Page 11 of Shadow II


  Chapter 11

  It’s mid-day and Archan wakes up slowly, ripping the grass that had grown over his body.

  “Welcome back,” says Cana.

  Archan looks over at the comforting sight of his guardian, an eight foot long Griffin.

  “Wow, I’m more tired than usual. Must have been something wicked that thing did to me.”

  “It’s not what the creature did. It’s what Shadow did,” says Cana.

  “Then what am I doing here?”

  “That’s what the council wants to know also. You have a meeting with them.”

  “After 15 years of service, the head guys only want to see me because I didn’t die as they expected. Talk about gratitude.”

  “This is serious, Archan.”

  “I’m serious, apparently dead serious.”

  Sitting in the chair adjacent to the bed, Shadow in full gear with her hood off, holds her mother’s hand. Her mother seems frozen in time. Betty’s tears flow like a melting river in the spring.

  In the waiting room, Dailen, Betty’s little brother, awakens and lifts up his sleeping dad’s arm. They’ve been there all night. Her condition had worsened. It’s early morning, at sunrise. Dailen gets up and heads down the hall.

  Shadow is holding her mother's hand looking down, when her mother opens her eyes. Speaking lightly she says, “I knew you would come.” Betty looks up at her now awake mother.

  “Momma, momma! It’s me Betty!” she says as a child's first time talking to a parent on the phone.

  “I know dear. I knew you would come. I never gave up hope.”

  Betty can’t turn off the faucets flowing down her cheeks. She says, “I love you momma”

  “I know. I love you too,” she manages a smile.

  Betty stares at her mother, enjoying this moment, hoping it would never end. Her mother says, “He told me you were here. He promised to let me see you and your brother together.”

  Confused Shadow asks, “Who?”

  The door knob turns and by reflex Shadow starts to move to hide but her mother’s grip tells her not to. Dailen walks in, shutting the door behind him, and stands on the other side of the bed, not shocked or intimidated by finding someone there. Their mother grabs his hand also, and says, “Both my babies, He told me it would happen, I never doubted Him. Dailen, meet your sister, Betty.” They look at each other.

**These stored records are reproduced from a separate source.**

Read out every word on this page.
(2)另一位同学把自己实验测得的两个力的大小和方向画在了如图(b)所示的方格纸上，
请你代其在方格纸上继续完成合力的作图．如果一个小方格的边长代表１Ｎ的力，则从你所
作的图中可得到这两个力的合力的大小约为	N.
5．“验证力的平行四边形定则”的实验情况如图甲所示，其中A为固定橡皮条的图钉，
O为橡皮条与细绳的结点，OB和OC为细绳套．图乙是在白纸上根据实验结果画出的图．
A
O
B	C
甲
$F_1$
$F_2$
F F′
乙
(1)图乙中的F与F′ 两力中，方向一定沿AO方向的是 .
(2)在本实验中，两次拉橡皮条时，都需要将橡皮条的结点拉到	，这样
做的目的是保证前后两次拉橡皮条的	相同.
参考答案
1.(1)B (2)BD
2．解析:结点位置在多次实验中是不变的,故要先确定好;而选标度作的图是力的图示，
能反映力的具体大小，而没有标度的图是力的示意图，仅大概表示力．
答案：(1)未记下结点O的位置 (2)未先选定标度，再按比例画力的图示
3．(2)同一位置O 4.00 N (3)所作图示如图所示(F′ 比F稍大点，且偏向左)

  Their mother says, “Please take care of each other and know I will always be with you.” She shuts her eyes. Betty starts crying stronger, “No momma! Don’t leave me, I need you!”

  Dailen reaches over and hold’s Betty’s hand, “It’s okay, mommy’s with God now.”

  Oddly to Shadow, this comforts her.

  The door knob turns again. The boy’s father walks in, “Dailen, you shouldn’t just go walking off like that.” Shadow is nowhere to be found. The father notices the machine just went flat line. He exits the room frantically and returns seconds later with paramedics.

  As they work on her in the bed, Dailen grabs his father’s hand, “It’s okay daddy, she’s with God now, and He let her tell me and Betty goodbye.” They have tried to keep her name from him over the years. Stunned, the father asks, “What did you just say?”

  “Betty was here. See.” Dailen points at the chair that Shadow was seated in. There sits his wife’s Bible, the one she always carried with her, and a rose with a ribbon that reads,

  “For my loving mother.”

  Betty walks into Mike’s office wearing the dress she bought to see her mother in. “Here,” she says to Mike, who’s sitting behind his office desk.

  Reaching out, he asks, “What is it?”

  “A cake, a cake celebrating our friendship,” she says. He smiles, then she adds, “And then we need to discuss my wages.”

  Confused, he asks, “What wages?”

  “I’m your new part-time housekeeper,” she smiles.